Well one major factor about St. Elsewhere that keeps it incredibly diverse yet incredibly well-flowing is vocalist and rapper Cee-Lo Green. Sure, his rapping days are pretty much over, but his singing voice is still, for lack of better words, frigging awesome. His range is delightful, hitting bluesy lows (“The Boogie Monster”) to a wonderful soulful edition of Rob Halford highs (“Crazy”). Cee-Lo also likes to diversify his assets so to speak too, switching from an incredibly strong clean vocal (just about every track), eerie whispers (“The Boogie Monster”), even more rapping on “Feng Shui”.

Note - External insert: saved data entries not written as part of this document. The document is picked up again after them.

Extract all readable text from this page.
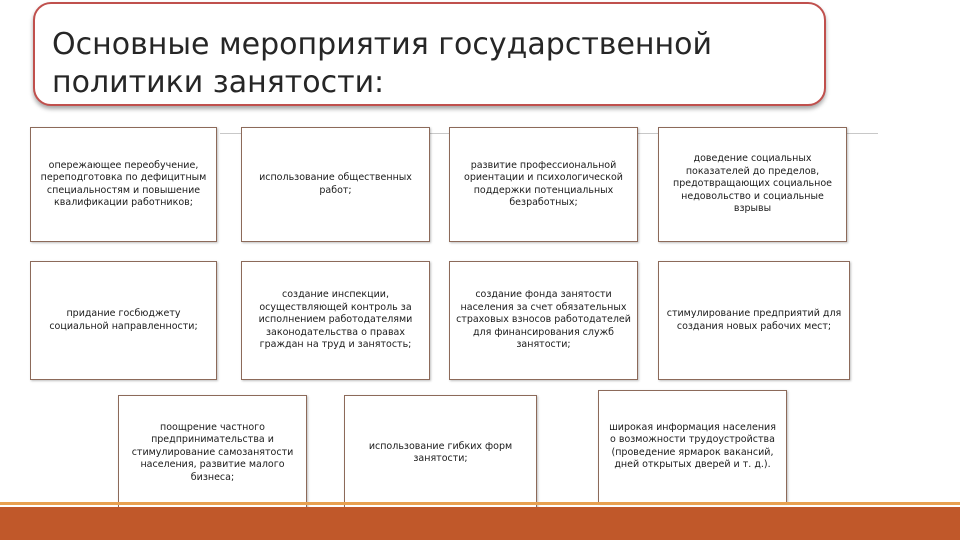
Основные мероприятия государственной
политики занятости:
опережающее переобучение, переподготовка по дефицитным специальностям и повышение квалификации работников;
использование общественных работ;
развитие профессиональной ориентации и психологической поддержки потенциальных безработных;
доведение социальных показателей до пределов, предотвращающих социальное недовольство и социальные взрывы
придание госбюджету социальной направленности;
создание инспекции, осуществляющей контроль за исполнением работодателями законодательства о правах граждан на труд и занятость;
создание фонда занятости населения за счет обязательных страховых взносов работодателей для финансирования служб занятости;
стимулирование предприятий для создания новых рабочих мест;
поощрение частного предпринимательства и стимулирование самозанятости населения, развитие малого бизнеса;
использование гибких форм занятости;
широкая информация населения о возможности трудоустройства (проведение ярмарок вакансий, дней открытых дверей и т. д.).
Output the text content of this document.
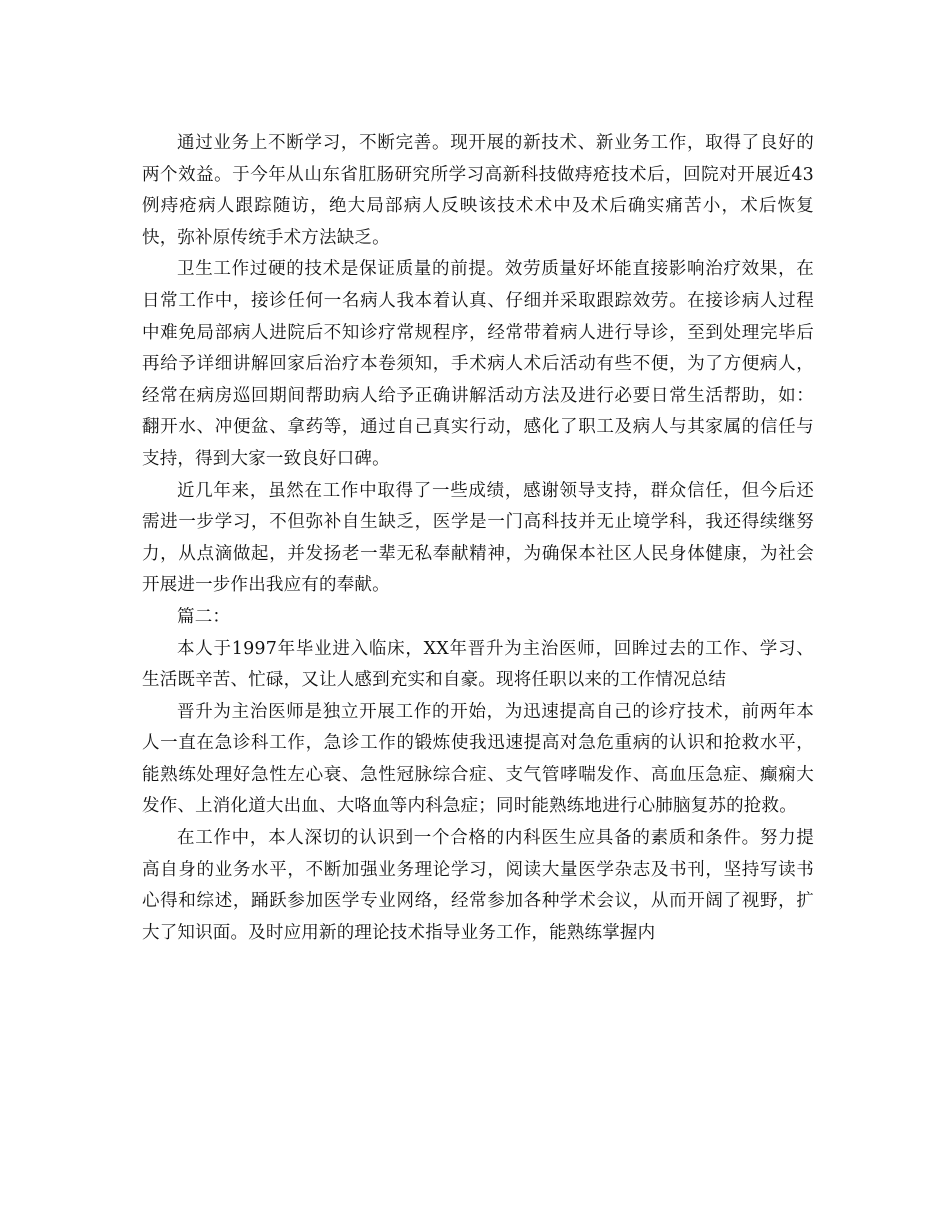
通过业务上不断学习，不断完善。现开展的新技术、新业务工作，取得了良好的两个效益。于今年从山东省肛肠研究所学习高新科技做痔疮技术后，回院对开展近43例痔疮病人跟踪随访，绝大局部病人反映该技术术中及术后确实痛苦小，术后恢复快，弥补原传统手术方法缺乏。

卫生工作过硬的技术是保证质量的前提。效劳质量好坏能直接影响治疗效果，在日常工作中，接诊任何一名病人我本着认真、仔细并采取跟踪效劳。在接诊病人过程中难免局部病人进院后不知诊疗常规程序，经常带着病人进行导诊，至到处理完毕后再给予详细讲解回家后治疗本卷须知，手术病人术后活动有些不便，为了方便病人，经常在病房巡回期间帮助病人给予正确讲解活动方法及进行必要日常生活帮助，如：翻开水、冲便盆、拿药等，通过自己真实行动，感化了职工及病人与其家属的信任与支持，得到大家一致良好口碑。

近几年来，虽然在工作中取得了一些成绩，感谢领导支持，群众信任，但今后还需进一步学习，不但弥补自生缺乏，医学是一门高科技并无止境学科，我还得续继努力，从点滴做起，并发扬老一辈无私奉献精神，为确保本社区人民身体健康，为社会开展进一步作出我应有的奉献。

篇二：

本人于1997年毕业进入临床，XX年晋升为主治医师，回眸过去的工作、学习、生活既辛苦、忙碌，又让人感到充实和自豪。现将任职以来的工作情况总结

晋升为主治医师是独立开展工作的开始，为迅速提高自己的诊疗技术，前两年本人一直在急诊科工作，急诊工作的锻炼使我迅速提高对急危重病的认识和抢救水平，能熟练处理好急性左心衰、急性冠脉综合症、支气管哮喘发作、高血压急症、癫痫大发作、上消化道大出血、大咯血等内科急症；同时能熟练地进行心肺脑复苏的抢救。

在工作中，本人深切的认识到一个合格的内科医生应具备的素质和条件。努力提高自身的业务水平，不断加强业务理论学习，阅读大量医学杂志及书刊，坚持写读书心得和综述，踊跃参加医学专业网络，经常参加各种学术会议，从而开阔了视野，扩大了知识面。及时应用新的理论技术指导业务工作，能熟练掌握内
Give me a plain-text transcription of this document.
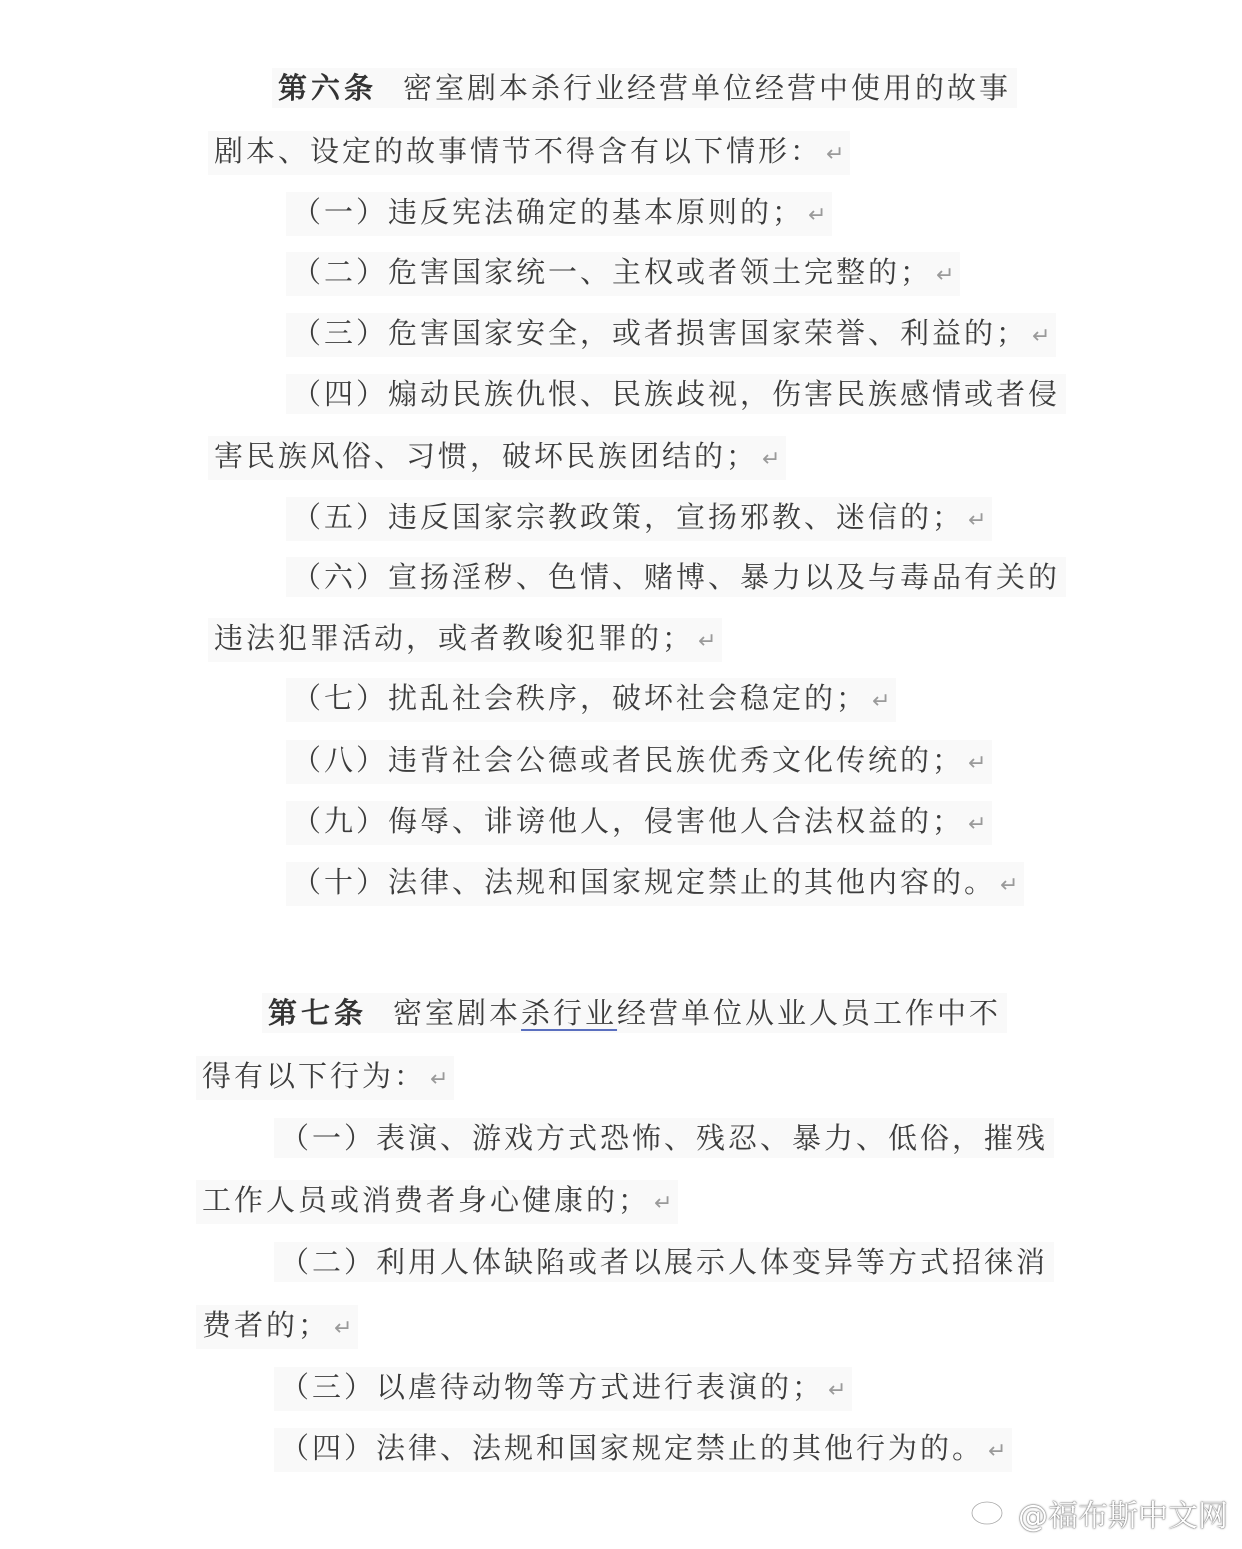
第六条 密室剧本杀行业经营单位经营中使用的故事
剧本、设定的故事情节不得含有以下情形： ↵
（一）违反宪法确定的基本原则的； ↵
（二）危害国家统一、主权或者领土完整的； ↵
（三）危害国家安全，或者损害国家荣誉、利益的； ↵
（四）煽动民族仇恨、民族歧视，伤害民族感情或者侵
害民族风俗、习惯，破坏民族团结的； ↵
（五）违反国家宗教政策，宣扬邪教、迷信的； ↵
（六）宣扬淫秽、色情、赌博、暴力以及与毒品有关的
违法犯罪活动，或者教唆犯罪的； ↵
（七）扰乱社会秩序，破坏社会稳定的； ↵
（八）违背社会公德或者民族优秀文化传统的； ↵
（九）侮辱、诽谤他人，侵害他人合法权益的； ↵
（十）法律、法规和国家规定禁止的其他内容的。 ↵
第七条 密室剧本杀行业经营单位从业人员工作中不
得有以下行为： ↵
（一）表演、游戏方式恐怖、残忍、暴力、低俗，摧残
工作人员或消费者身心健康的； ↵
（二）利用人体缺陷或者以展示人体变异等方式招徕消
费者的； ↵
（三）以虐待动物等方式进行表演的； ↵
（四）法律、法规和国家规定禁止的其他行为的。 ↵
@福布斯中文网
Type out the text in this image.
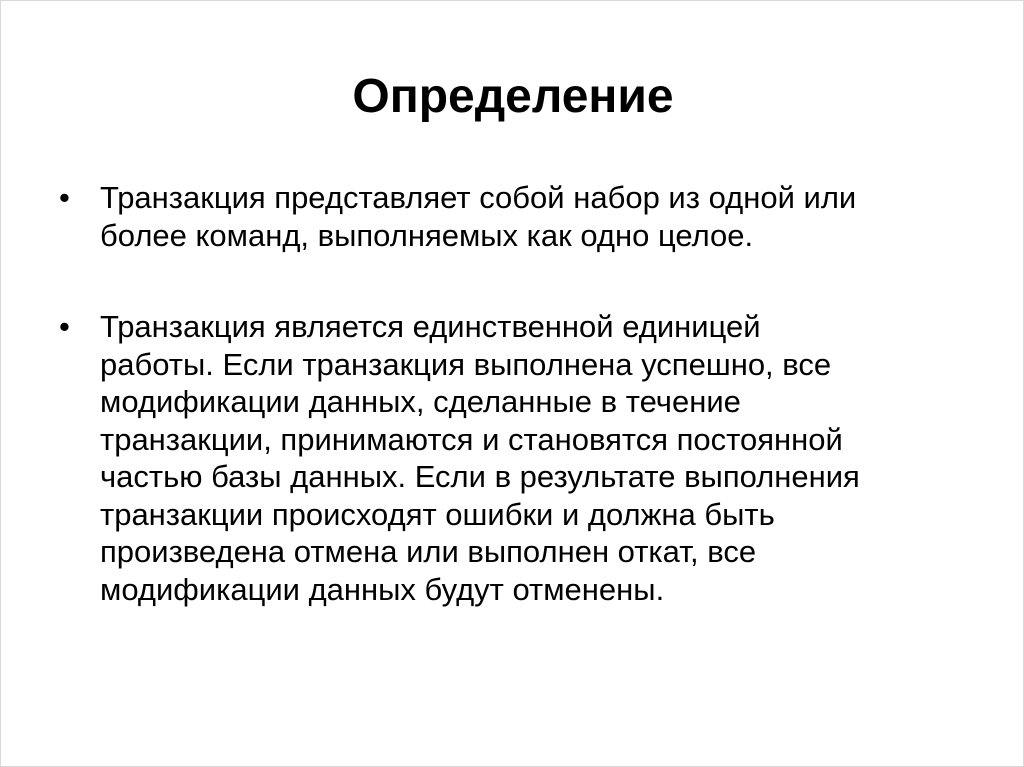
Определение
• Транзакция представляет собой набор из одной или
более команд, выполняемых как одно целое.
• Транзакция является единственной единицей
работы. Если транзакция выполнена успешно, все
модификации данных, сделанные в течение
транзакции, принимаются и становятся постоянной
частью базы данных. Если в результате выполнения
транзакции происходят ошибки и должна быть
произведена отмена или выполнен откат, все
модификации данных будут отменены.
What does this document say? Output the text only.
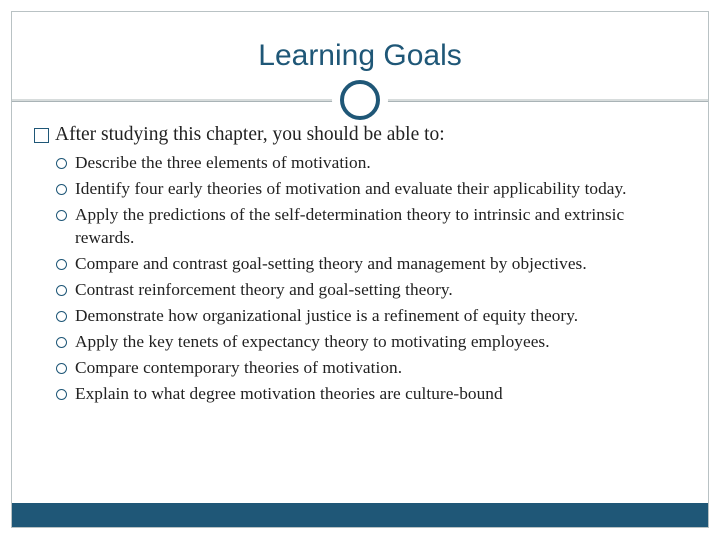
Learning Goals
After studying this chapter, you should be able to:
Describe the three elements of motivation.
Identify four early theories of motivation and evaluate their applicability today.
Apply the predictions of the self-determination theory to intrinsic and extrinsic rewards.
Compare and contrast goal-setting theory and management by objectives.
Contrast reinforcement theory and goal-setting theory.
Demonstrate how organizational justice is a refinement of equity theory.
Apply the key tenets of expectancy theory to motivating employees.
Compare contemporary theories of motivation.
Explain to what degree motivation theories are culture-bound
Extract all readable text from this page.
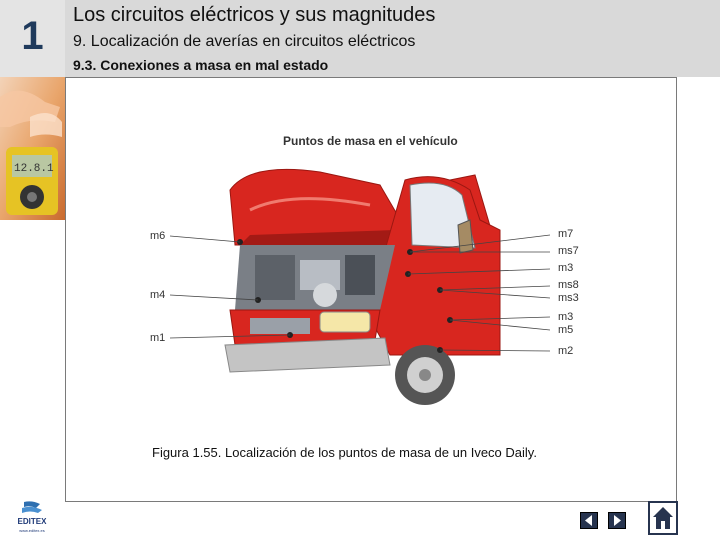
1	Los circuitos eléctricos y sus magnitudes
9. Localización de averías en circuitos eléctricos
9.3. Conexiones a masa en mal estado
12.8.1
Puntos de masa en el vehículo
m6
m4
m1
m7
ms7
m3
ms8
ms3
m3
m5
m2
Figura 1.55. Localización de los puntos de masa de un Iveco Daily.
EDITEX
www.editex.es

Does this album have any flaws? Ultimately, yes it does. The strongest tracks, the exotic rap track “Feng Shui” and ADD multiple personality deformity “Transformer” are some of the shortest tracks on the album. Although no song really drags itself out to the point of complete tedium, “St. Elsewhere” and “The Boogie Monster” both overstay their welcome in comparison to the other tracks on the album, and just sound overlong in comparison, lasting three some odd minutes in comparison to most of the tracks, which last between late two minutes and late one minute. Still, despite these flaws, St. Elsewhere proves itself to be a release worthy of any and all praise it’s been given. Grooving funky rhythms galore, with wacky, sometimes gimmicky production from Danger Mouse, and booming soul vocals from Cee-Lo Green combine with spectacular execution to make for an excellent release. St. Elsewhere will take you elsewhere, to a land that is crazy, but before you leave, you must compliment the feng shui.